Patricia Soto: "En las crisis no puede faltar la comida en casa"

13/10/2021

Se nos acerca el verano en Chile y son meses de abundancia de diferentes verduras que pueden ser parte de un sabroso charquicán, un típico plato tradicional chileno. El desafío está en preparar una olla para 160 comensales, para eso se necesitan: 2 sacos de papa, un zapallo de 25 kilos, 35 cebollas, 10 kilos de carne molida, 10 pimentones grandes y 3 kilos de zanahorias, esas son las cantidades que tiene muy bien calculadas Patricia Soto, dirigente social y encargada de la olla común de la Villa Arauco en la comuna de La Pintana.

Patricia es una feriante con una larga historia en el trabajo con ollas comunes. Desde la década del 80, junto a su hermana, formaron la primera olla común del sector, que duró más de 10 años. Hoy el escenario es distinto, “antes se veía solo pobreza, ahora también hay gente que vive en la calle y está presente la droga”, asegura Patricia.

En el año 2019, Chile vivió una revolución social, denominada “estallido”, que develó las desigualdades que afectan a gran parte de la población.
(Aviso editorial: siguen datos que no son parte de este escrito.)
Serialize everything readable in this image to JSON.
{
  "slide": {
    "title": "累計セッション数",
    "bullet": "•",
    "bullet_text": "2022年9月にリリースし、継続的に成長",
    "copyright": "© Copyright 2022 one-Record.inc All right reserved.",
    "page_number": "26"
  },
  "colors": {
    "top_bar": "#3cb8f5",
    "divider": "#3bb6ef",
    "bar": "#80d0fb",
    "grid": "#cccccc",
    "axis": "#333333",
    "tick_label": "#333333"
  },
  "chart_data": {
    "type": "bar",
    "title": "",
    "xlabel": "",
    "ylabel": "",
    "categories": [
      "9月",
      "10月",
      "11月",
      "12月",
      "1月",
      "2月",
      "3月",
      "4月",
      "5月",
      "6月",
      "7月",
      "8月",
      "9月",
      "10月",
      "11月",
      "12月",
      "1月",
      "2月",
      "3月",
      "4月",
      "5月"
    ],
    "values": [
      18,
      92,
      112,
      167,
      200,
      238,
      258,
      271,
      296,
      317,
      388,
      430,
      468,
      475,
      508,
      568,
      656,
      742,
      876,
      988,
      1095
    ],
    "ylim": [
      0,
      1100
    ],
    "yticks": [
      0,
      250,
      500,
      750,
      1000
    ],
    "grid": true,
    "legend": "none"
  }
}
Luego de este movimiento social, comenzó la pandemia. “Había mucha gente sin trabajo, mucha necesidad en adultos mayores y jóvenes sin trabajo. Como junta de vecinos nos convocaron para saber cómo podíamos ayudar, y ahí yo dije hagamos una olla común, a nadie le puede faltar la comida en su casa, fue lo primero que pensé: en el alimento”, comenta Patricia.

Patricia prepara platos caseros, las legumbres como los porotos y lentejas son las preferidas por los comensales. Junto a la comunidad, organizaron un huerto desde donde incorpora a sus preparaciones algunas verduras como acelgas y algunas hierbas aromáticas.

“Se trabajaba todos los días, pero en la actualidad han bajado los recursos, ahora solo podemos dar alimento 3 días a la semana para las 160 personas inscritas”. A la espera de nuevos recursos, reciben el apoyo de la organización Comida para Todos, que los apoya con insumos y capacitación.

Para Patricia dirigir la olla común es un trabajo muy satisfactorio, “me gusta cuando la gente me dice señora Paty estaba rica la comida, muchas gracias, para mí eso es un pago”.